Enrico Opri — Research Investigator
Enrico Opri, PhD
Name of Institution:
Emory University, Atlanta, GA
DBS-induced local evoked potentials for asleep intraoperative functional mapping
Dr. Enrico Opri is a postdoctoral fellow at Emory University School of Medicine, in the Miocinovic Lab. He received his PhD degree in Biomedical Engineering at the University of Florida, where he focused on closed-loop deep brain stimulation (DBS) for the improved treatment of patients affected by essential tremor and the mechanism of thalamocortical communication in motor behavior in humans. As a postdoctoral fellow, his research interest focuses on engineering-guided and objective electrophysiology-based methodologies for the improvement and enhancement of DBS programming and surgical implantation in Parkinson’s disease (PD).
To investigate the use of deep brain stimulation (DBS) local evoked potentials for brain mapping during DBS implantation under anesthesia, including in interventional MRI (iMRI).
DBS has become a routine therapy for patients affected by PD, which requires the implantation of DBS leads within specific brain regions, to deliver brief electrical pulses to control the motor symptoms of PD. One of the most important factors to ensure the best therapeutic effect and minimize side effects of the stimulation, is the correct placement of the leads within the brain target region. Currently, one of the preferred techniques to find the DBS target region is by using microelectrode recordings (MER) of neural activity during the surgery, a process also known as functional mapping and evaluated by an expert clinician. This surgical modality requires the patient to be awake, and participate actively during the surgery, which may lead to anxiety and discomfort. However, if the patient would require moderate or generalized anesthesia, the feasibility of the functional mapping may be limited. An alternative surgical approach that addresses some of these challenges is intraoperative magnetic resonance imaging (iMRI), where implantation is based on real-time imaging of both the brain and the lead location. However, iMRI implantations may be hampered by poorly-defined target borders. As a result, there is a need for physiologic mapping in “asleep” surgeries. Recent studies, including work from our group, have proposed a novel neurophysiological signal, named DBS local evoked potentials (DLEP), which appears to be elicited by the electrical stimulation within the DBS target region. In addition, recent preliminary data from our group have shown that DLEP can be elicited under moderate anesthesia, require no patient interaction, are potentially easier to detect compared to other electrophysiological markers used currently in surgical functional mapping, and can be recorded directly from the implanted DBS leads.

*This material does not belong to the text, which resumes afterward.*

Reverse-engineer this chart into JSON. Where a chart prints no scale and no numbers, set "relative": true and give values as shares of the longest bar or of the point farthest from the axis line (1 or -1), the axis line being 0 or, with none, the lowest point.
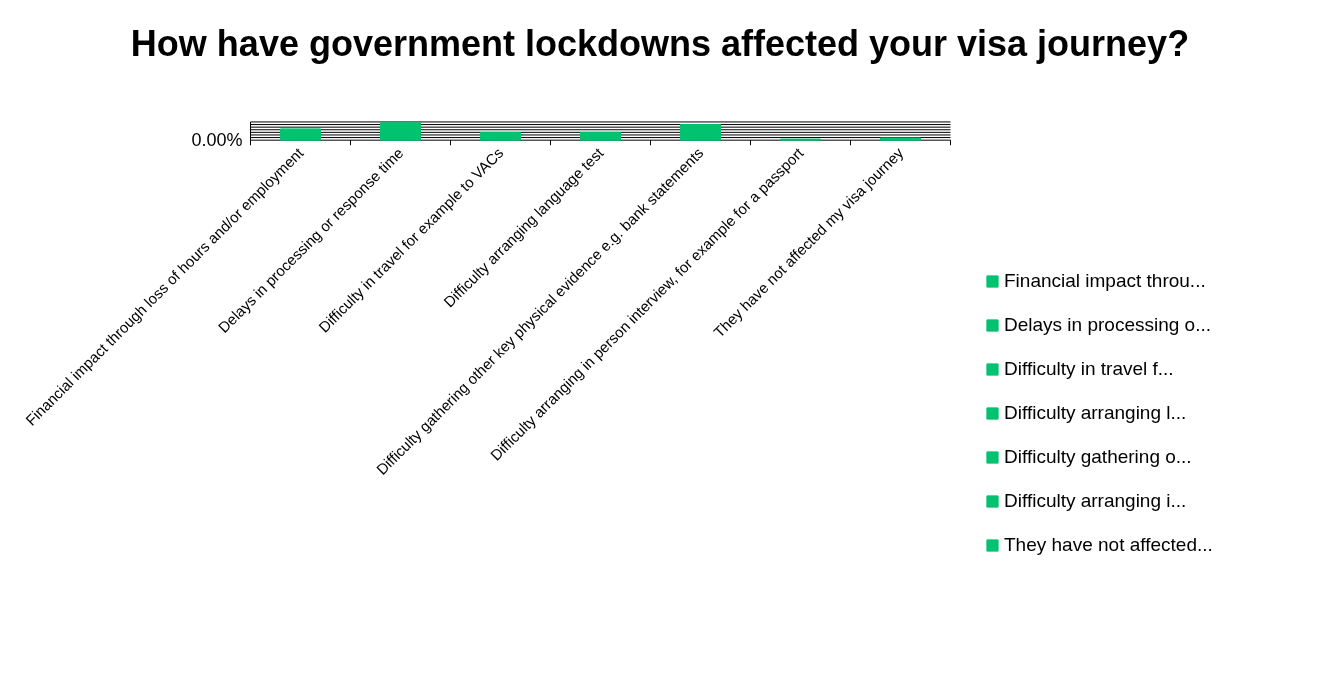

We will evaluate DLEPs during standard DBS surgeries – both in the awake phase and the asleep phase (using propofol as the anesthetic agent). We will also record DLEPs from iMRI cases under general anesthesia. These evaluations will seek to assess the feasibility and accuracy of the DLEP-based localization in estimating and validating the optimal DBS target location, comparing it with the imaging-only based approach and the microelectrode recording approach. Furthermore, we will test the predictive power of the intraoperative DLEP-based localization in informing which DBS contacts provide the patient with the best motor therapeutic benefit post-operatively.
Relevance to Diagnosis/Treatment of Parkinson’s Disease:
This success of this study will enable the integration of the benefit of brain mapping (based on DLEP), with the benefits of asleep surgery leading to better DBS surgical targeting and implantation.